A nova função da Universidade: romper com o presente

O desafio é este: colocar o ensino e a investigação ao serviço de objetivos, ao serviço de valores, existenciais.

As universidades continuam a funcionar como se o futuro pudesse ser a continuação do presente. Mas o mundo em que vivemos tem recursos finitos e já estamos a usar, por ano, duas vezes os recursos da Terra. Para respeitar o Acordo de Paris, temos de reduzir as emissões de CO2 em 5% por ano. Ora, os 10% mais ricos consomem grande parte dos recursos e emitem 45% do CO2. Como disse Susana Peralta numa entrevista ao PÚBLICO, “não podemos manter todos o mesmo nível de consumo”.

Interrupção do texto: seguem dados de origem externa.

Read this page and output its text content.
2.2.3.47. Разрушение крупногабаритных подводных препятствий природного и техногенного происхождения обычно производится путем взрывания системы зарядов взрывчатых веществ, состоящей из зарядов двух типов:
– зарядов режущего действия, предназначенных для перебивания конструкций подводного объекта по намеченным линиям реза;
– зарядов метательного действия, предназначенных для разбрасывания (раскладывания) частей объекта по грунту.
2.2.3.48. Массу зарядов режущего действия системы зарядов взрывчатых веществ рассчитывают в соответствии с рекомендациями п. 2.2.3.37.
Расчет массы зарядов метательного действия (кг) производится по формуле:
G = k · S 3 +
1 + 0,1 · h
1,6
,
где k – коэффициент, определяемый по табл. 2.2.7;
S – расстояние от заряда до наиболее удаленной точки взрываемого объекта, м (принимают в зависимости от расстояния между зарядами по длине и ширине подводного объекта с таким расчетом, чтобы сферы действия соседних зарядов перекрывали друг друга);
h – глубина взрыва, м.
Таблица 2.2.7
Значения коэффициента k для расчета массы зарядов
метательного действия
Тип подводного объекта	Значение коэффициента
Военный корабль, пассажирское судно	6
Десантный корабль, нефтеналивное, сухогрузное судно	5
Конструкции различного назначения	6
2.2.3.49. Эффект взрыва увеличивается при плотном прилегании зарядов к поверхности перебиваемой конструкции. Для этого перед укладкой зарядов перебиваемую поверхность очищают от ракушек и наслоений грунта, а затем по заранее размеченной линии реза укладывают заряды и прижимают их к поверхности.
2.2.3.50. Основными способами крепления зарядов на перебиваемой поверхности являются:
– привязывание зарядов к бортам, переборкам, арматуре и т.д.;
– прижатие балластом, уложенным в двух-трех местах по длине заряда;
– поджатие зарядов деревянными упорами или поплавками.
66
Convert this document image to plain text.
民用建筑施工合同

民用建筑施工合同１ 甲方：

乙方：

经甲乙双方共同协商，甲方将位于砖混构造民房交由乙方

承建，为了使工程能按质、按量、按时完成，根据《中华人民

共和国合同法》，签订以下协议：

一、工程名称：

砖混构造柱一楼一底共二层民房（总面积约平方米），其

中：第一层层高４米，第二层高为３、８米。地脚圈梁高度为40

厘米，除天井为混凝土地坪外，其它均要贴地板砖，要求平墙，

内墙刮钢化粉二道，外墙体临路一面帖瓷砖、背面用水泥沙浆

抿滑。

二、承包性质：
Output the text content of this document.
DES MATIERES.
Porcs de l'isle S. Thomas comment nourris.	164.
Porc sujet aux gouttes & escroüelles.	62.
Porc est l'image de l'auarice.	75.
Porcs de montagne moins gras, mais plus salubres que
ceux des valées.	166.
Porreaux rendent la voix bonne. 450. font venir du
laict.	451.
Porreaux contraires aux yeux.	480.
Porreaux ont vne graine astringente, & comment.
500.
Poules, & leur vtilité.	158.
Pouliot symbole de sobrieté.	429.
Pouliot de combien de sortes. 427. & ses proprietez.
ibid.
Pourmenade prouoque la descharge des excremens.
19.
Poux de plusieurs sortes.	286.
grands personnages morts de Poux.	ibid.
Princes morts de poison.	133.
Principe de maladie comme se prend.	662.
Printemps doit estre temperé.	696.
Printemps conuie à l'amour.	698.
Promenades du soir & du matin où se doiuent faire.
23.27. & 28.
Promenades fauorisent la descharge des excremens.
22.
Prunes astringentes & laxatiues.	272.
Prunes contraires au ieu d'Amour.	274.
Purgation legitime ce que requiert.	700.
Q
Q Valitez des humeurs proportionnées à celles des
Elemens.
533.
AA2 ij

A procura do interesse individual e da competitividade com base em salários baixos são valores do passado que têm de ser substituídos pelos de partilha, sobriedade e sentido do bem comum. Hoje, uma sociedade que cultiva nos seus jovens o ideal de serem ricos condena-se ao impasse; o consumo dos ricos bloqueia a transição ecológica. Neste contexto, a responsabilidade das universidades é pesada.

Ainda se organizam cursos e encontros universitários sem que seja enfrentado o desafio que representa para as universidades esta rutura, civilizacional e científica, entre o presente e o futuro. O desafio é este: colocar o ensino e a investigação ao serviço de objetivos, ao serviço de valores, existenciais.

Que valores para além dos números?

As universidades portuguesas prosseguem com entusiasmo o objetivo europeu de ter 50% dos jovens licenciados até 2030. Mas para quê, exatamente? Para promover que tipo de desenvolvimento?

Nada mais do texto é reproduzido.